Conversely, this better representation of Asians in Western media has positively led us to embrace our culture more rather than shun it away. By scrapping the stereotypical depiction of Asians as grade-obsessed and thick-accented, the creators of “Never Have I Ever” have made us feel visible and not simply caricatured as being strikingly different from our white counterparts. We see that our heritage does not simply amount to us being ridiculed on mainstream television and can actually add heavy value to who we are as people. 

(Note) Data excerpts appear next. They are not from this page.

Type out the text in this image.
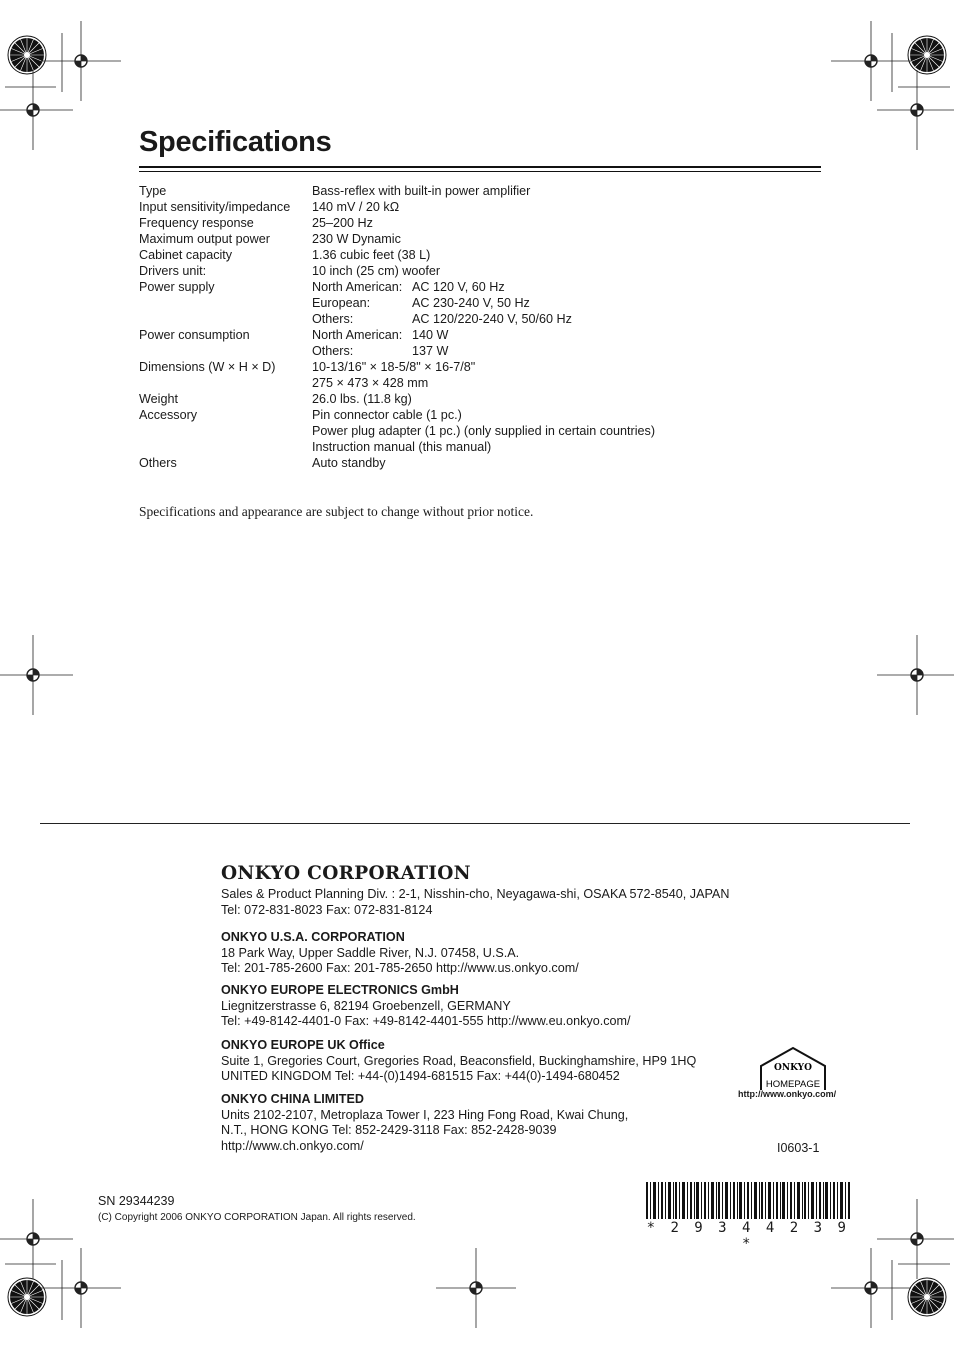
Specifications
Type	Bass-reflex with built-in power amplifier	
Input sensitivity/impedance	140 mV / 20 kΩ	
Frequency response	25–200 Hz	
Maximum output power	230 W Dynamic	
Cabinet capacity	1.36 cubic feet (38 L)	
Drivers unit:	10 inch (25 cm) woofer	
Power supply	North American:	AC 120 V, 60 Hz
	European:	AC 230-240 V, 50 Hz
	Others:	AC 120/220-240 V, 50/60 Hz
Power consumption	North American:	140 W
	Others:	137 W
Dimensions (W × H × D)	10-13/16" × 18-5/8" × 16-7/8"	
	275 × 473 × 428 mm	
Weight	26.0 lbs. (11.8 kg)	
Accessory	Pin connector cable (1 pc.)	
	Power plug adapter (1 pc.) (only supplied in certain countries)	
	Instruction manual (this manual)	
Others	Auto standby	
Specifications and appearance are subject to change without prior notice.
ONKYO CORPORATION
Sales & Product Planning Div. : 2-1, Nisshin-cho, Neyagawa-shi, OSAKA 572-8540, JAPAN
Tel: 072-831-8023 Fax: 072-831-8124
ONKYO U.S.A. CORPORATION
18 Park Way, Upper Saddle River, N.J. 07458, U.S.A.
Tel: 201-785-2600 Fax: 201-785-2650 http://www.us.onkyo.com/
ONKYO EUROPE ELECTRONICS GmbH
Liegnitzerstrasse 6, 82194 Groebenzell, GERMANY
Tel: +49-8142-4401-0 Fax: +49-8142-4401-555 http://www.eu.onkyo.com/
ONKYO EUROPE UK Office
Suite 1, Gregories Court, Gregories Road, Beaconsfield, Buckinghamshire, HP9 1HQ
UNITED KINGDOM Tel: +44-(0)1494-681515 Fax: +44(0)-1494-680452
ONKYO CHINA LIMITED
Units 2102-2107, Metroplaza Tower I, 223 Hing Fong Road, Kwai Chung,
N.T., HONG KONG Tel: 852-2429-3118 Fax: 852-2428-9039
http://www.ch.onkyo.com/
ONKYO
HOMEPAGE
http://www.onkyo.com/
I0603-1
SN 29344239
(C) Copyright 2006 ONKYO CORPORATION Japan. All rights reserved.
* 2 9 3 4 4 2 3 9 *
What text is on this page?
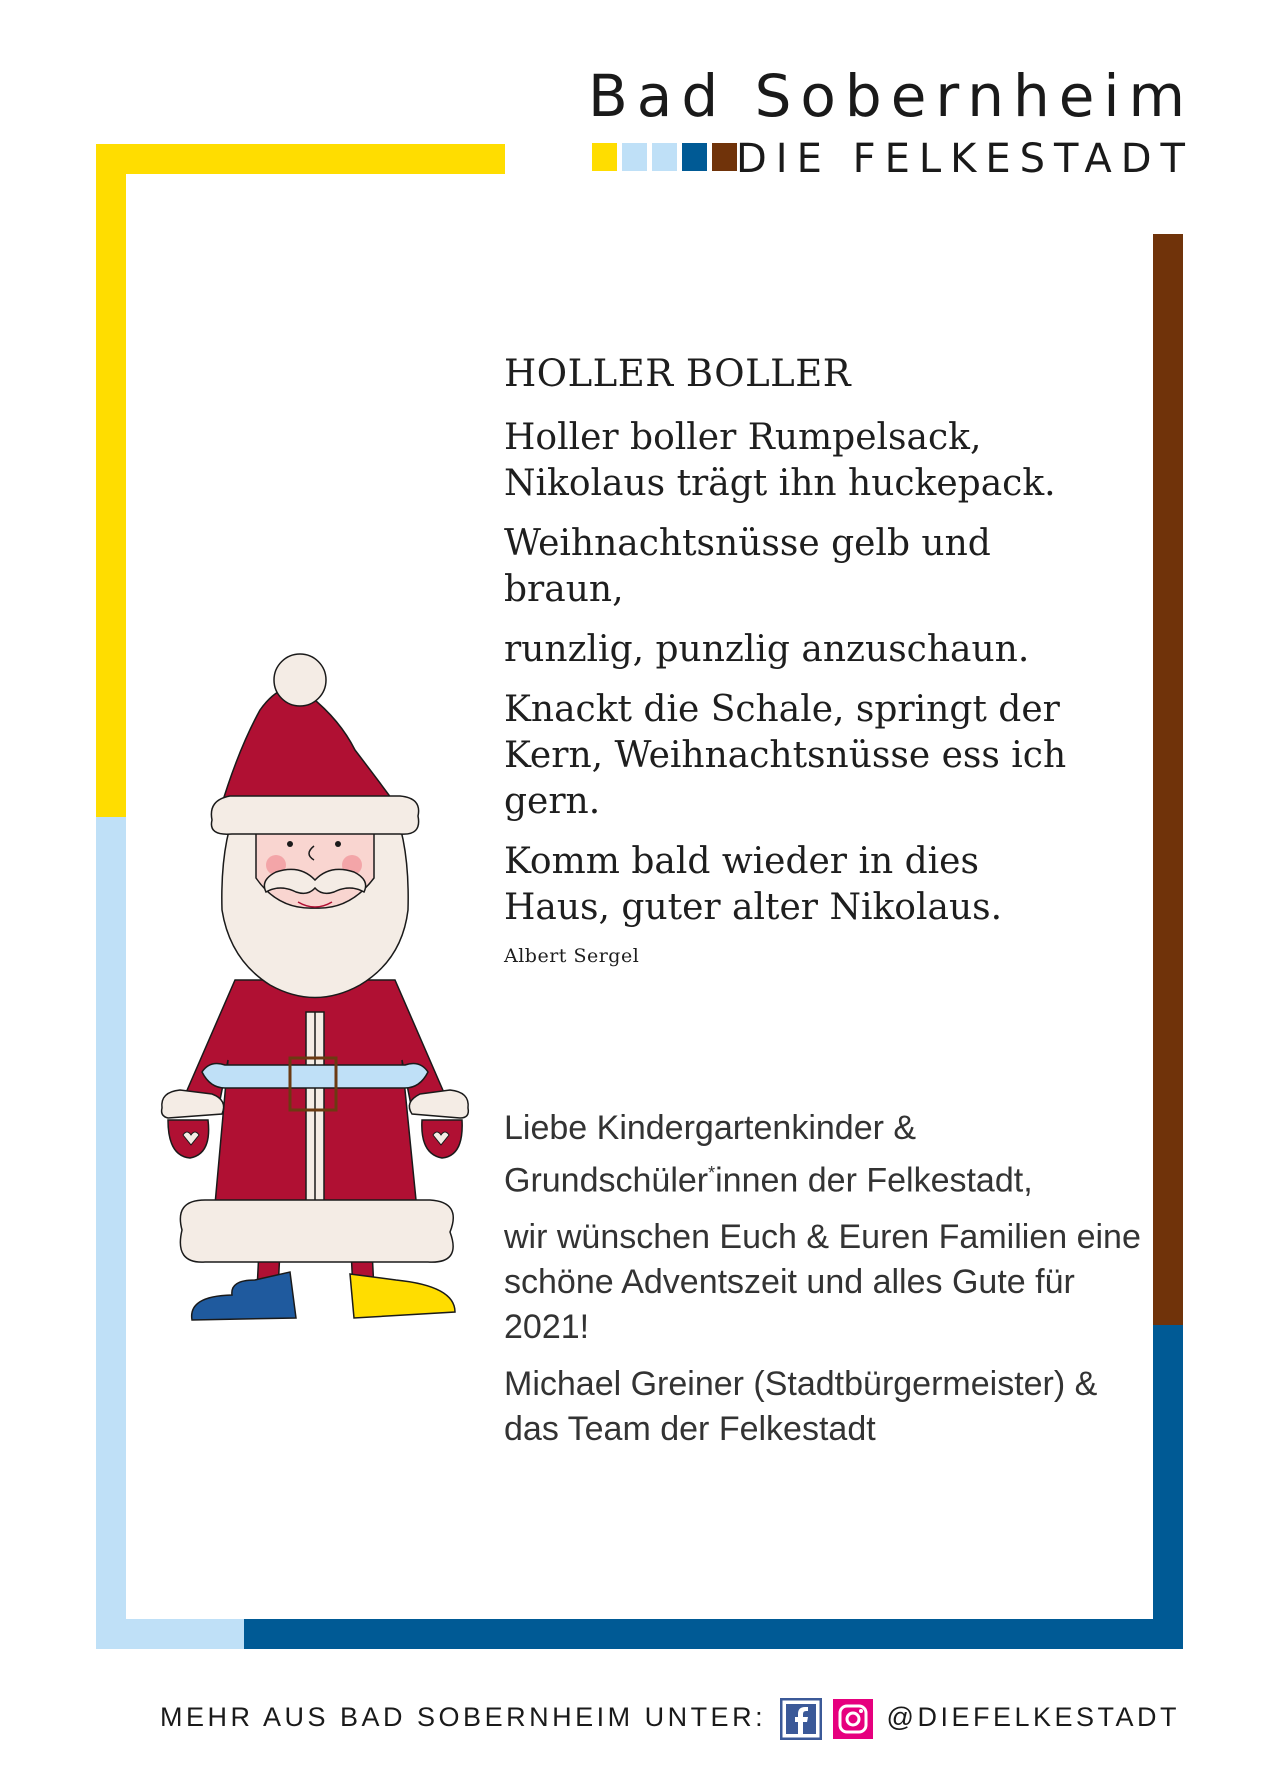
Bad Sobernheim
DIE FELKESTADT
HOLLER BOLLER

Holler boller Rumpelsack, Nikolaus trägt ihn huckepack.

Weihnachtsnüsse gelb und braun,

runzlig, punzlig anzuschaun.

Knackt die Schale, springt der Kern, Weihnachtsnüsse ess ich gern.

Komm bald wieder in dies Haus, guter alter Nikolaus.

Albert Sergel

Liebe Kindergartenkinder &
Grundschüler*innen der Felkestadt,

wir wünschen Euch & Euren Familien eine schöne Adventszeit und alles Gute für 2021!

Michael Greiner (Stadtbürgermeister) & das Team der Felkestadt

MEHR AUS BAD SOBERNHEIM UNTER:	@DIEFELKESTADT
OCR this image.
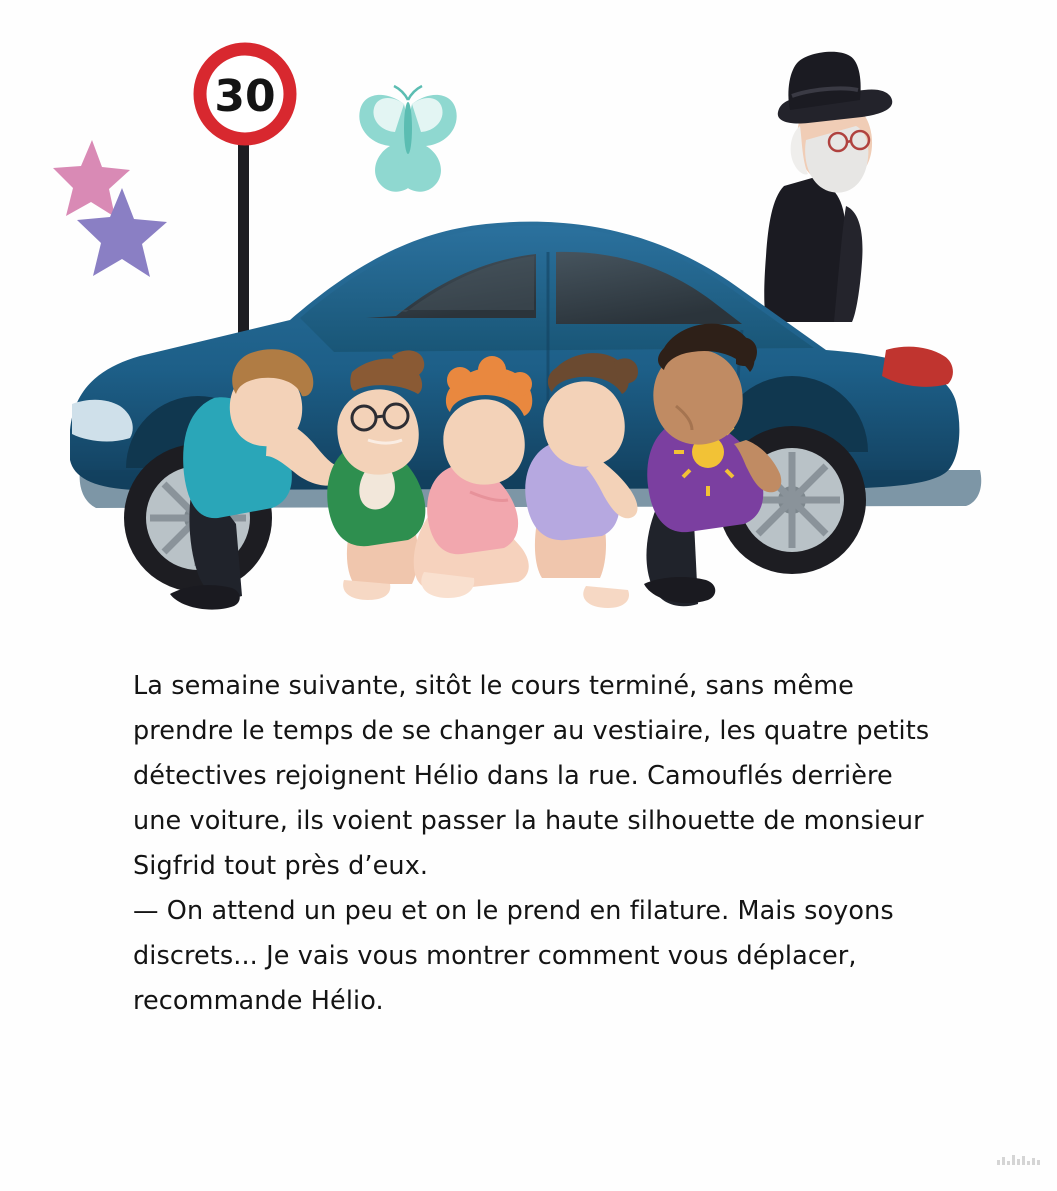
30

La semaine suivante, sitôt le cours terminé, sans même prendre le temps de se changer au vestiaire, les quatre petits détectives rejoignent Hélio dans la rue. Camouflés derrière une voiture, ils voient passer la haute silhouette de monsieur Sigfrid tout près d’eux.

— On attend un peu et on le prend en filature. Mais soyons discrets... Je vais vous montrer comment vous déplacer, recommande Hélio.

With shows and movies from abroad such as the globally acclaimed Netflix series “Squid Game” garnering more and more attention, it is important to recognize that not every Asian can be said to be like a character from “Squid Game” as that is simply perpetuating the stereotype of Asians being seen as “foreign” in American eyes and constraining the extent of their representation in media. Contrary to popular belief, “Squid Game” and other Korean dramas are not the only shows with Asian characters, and being Asian does not automatically amount to being similar to any of the characters depicted on these television shows and movies. This can be taken into account in the production of future Western television shows and movies, and it can be used to alter the preconception of Asians many Americans have subconsciously formed in their minds. 

While the depiction of Asians in Western cinema has significantly improved and increased from years past, it is still not at an ideal level. This not only hampers our perception of ourselves as well as our culture but also will both directly and indirectly impact those of generations to come.